Der Rumäne nickte. »Ist ja alles richtig, was du sagst, aber Belehrungen, Vorhaltungen und Zurechtweisungen sind völlig fehl am Platz.«

»So?« Der Tscheche funkelte ihn herausfordernd an. »Und was schlägst du stattdessen vor?«

Der Rumäne nahm eine abwehrende Haltung ein, zog aber gleichzeitig den Hals ein, als würde er sich am liebsten wieder in sich selbst verkriechen.

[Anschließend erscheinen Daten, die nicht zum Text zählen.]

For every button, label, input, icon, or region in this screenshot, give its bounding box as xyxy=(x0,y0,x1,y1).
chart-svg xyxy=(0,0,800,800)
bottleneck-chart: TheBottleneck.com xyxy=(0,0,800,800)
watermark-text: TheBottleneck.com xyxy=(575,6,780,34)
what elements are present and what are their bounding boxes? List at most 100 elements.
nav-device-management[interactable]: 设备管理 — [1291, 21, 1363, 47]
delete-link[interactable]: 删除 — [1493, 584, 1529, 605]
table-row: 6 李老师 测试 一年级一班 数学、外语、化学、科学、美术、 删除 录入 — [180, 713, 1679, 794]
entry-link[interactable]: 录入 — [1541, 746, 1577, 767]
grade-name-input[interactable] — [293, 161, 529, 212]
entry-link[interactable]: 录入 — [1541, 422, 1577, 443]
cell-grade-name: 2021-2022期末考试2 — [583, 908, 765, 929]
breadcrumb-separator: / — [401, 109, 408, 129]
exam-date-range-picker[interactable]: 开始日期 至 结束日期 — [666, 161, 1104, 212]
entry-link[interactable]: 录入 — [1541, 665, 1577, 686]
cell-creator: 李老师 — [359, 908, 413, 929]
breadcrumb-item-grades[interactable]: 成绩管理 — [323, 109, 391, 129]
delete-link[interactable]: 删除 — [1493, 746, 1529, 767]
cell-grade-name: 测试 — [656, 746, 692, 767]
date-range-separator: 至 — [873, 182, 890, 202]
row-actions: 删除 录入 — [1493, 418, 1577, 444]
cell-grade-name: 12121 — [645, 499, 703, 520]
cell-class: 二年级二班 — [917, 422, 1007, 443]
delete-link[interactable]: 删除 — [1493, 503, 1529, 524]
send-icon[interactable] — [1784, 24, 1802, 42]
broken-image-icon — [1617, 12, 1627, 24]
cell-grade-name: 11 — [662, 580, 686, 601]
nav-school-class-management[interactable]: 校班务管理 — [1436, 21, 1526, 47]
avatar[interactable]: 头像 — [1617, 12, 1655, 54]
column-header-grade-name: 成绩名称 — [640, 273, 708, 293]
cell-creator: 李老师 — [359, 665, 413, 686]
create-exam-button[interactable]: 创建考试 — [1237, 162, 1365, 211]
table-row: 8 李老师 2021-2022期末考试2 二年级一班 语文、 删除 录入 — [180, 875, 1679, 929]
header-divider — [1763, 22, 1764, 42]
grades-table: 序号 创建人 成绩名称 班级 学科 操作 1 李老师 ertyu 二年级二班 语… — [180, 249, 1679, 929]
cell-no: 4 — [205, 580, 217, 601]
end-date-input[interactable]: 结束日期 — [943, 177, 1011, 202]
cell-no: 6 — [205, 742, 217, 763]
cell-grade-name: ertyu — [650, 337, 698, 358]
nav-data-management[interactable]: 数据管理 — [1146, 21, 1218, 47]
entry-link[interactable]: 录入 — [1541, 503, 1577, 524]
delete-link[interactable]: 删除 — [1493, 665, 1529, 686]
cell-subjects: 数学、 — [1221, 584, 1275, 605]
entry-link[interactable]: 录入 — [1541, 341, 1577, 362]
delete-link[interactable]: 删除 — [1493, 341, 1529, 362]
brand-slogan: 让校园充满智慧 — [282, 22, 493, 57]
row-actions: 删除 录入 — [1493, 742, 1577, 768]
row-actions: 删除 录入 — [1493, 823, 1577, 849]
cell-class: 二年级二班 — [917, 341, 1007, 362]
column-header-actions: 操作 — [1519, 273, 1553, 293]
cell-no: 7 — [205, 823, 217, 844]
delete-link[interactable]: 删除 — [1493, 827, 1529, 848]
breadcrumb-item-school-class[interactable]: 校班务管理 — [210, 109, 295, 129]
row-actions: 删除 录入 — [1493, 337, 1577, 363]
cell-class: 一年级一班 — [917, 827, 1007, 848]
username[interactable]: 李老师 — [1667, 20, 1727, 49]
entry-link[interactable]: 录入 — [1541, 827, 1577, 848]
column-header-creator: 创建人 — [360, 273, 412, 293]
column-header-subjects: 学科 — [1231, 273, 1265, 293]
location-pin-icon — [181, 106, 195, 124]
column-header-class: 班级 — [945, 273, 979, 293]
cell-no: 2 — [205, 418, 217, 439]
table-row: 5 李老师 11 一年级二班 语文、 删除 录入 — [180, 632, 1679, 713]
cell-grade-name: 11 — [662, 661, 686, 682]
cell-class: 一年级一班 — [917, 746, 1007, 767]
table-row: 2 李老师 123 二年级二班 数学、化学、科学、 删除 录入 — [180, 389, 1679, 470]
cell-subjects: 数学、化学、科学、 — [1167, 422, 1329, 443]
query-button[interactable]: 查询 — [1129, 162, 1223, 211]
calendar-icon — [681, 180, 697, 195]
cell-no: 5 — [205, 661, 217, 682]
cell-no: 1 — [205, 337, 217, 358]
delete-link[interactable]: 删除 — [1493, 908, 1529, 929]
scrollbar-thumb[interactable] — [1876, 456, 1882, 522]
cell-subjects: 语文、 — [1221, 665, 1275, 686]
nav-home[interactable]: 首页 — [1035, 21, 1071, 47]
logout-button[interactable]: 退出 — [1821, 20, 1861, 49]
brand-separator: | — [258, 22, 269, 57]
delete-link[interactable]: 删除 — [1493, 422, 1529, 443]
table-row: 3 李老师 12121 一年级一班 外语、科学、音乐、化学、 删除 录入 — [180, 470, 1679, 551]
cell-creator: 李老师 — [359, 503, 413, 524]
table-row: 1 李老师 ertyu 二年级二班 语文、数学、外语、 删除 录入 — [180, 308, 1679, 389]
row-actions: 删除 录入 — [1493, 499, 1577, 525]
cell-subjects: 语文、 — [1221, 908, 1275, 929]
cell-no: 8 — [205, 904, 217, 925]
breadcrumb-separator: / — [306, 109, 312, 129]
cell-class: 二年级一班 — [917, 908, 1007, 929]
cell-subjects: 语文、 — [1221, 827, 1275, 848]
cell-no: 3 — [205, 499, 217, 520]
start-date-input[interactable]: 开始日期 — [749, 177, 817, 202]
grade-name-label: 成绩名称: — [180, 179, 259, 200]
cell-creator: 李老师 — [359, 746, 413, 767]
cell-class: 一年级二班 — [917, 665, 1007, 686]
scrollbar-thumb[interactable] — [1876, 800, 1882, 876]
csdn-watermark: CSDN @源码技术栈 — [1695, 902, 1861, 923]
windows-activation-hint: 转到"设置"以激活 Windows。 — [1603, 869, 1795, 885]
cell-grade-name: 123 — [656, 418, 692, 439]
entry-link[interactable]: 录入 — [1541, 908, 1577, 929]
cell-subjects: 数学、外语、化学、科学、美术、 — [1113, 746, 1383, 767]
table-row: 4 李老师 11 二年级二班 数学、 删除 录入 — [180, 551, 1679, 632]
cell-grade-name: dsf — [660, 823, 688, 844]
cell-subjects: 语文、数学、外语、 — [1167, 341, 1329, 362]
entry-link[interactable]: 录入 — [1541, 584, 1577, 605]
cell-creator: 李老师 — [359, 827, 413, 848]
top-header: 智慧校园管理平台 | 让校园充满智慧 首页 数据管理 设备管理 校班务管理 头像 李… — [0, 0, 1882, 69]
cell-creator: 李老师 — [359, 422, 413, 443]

»Uns endlich die Drahtzieher, Drogenküchen und Dealer vorzunehmen, die diese Selbstzerstörung mit ihrem kriminellen Treiben ermöglichen«, antwortete der Oberst an seiner statt. »Diese Menschen sind nichts Geringeres als Massenmörder, ihr Dealen mit Crystal Meth inzwischen ein Milliardengeschäft.«

»Gerade hier im Osten Europas«, bestätigte der Pole. »Was da an den Grenzen zwischen Polen, Deutschland und Tschechien abgeht …« Er pfiff durch die Zähne. »Der Neffe eines meiner Cousins ist als Beamter an der Grenze auf Streife unterwegs. Er vergleicht den Kampf gegen die Dealer schon gern mal mit einem Kampf gegen ein vielköpfiges Fabelwesen. Schlüge man einen seiner Köpfe ab, sagt er, wüchsen an anderer Stelle zwei nach.«

»Die Realität an unseren Grenzen«, seufzte der Tscheche. »Wird ein Meth-Dealer aus dem Verkehr gezogen, rücken an anderer Stelle zwei nach. Eine Sisyphusaufgabe.«

»Und ein wahrlich nervenaufreibender Kampf dazu«, meinte Polanski.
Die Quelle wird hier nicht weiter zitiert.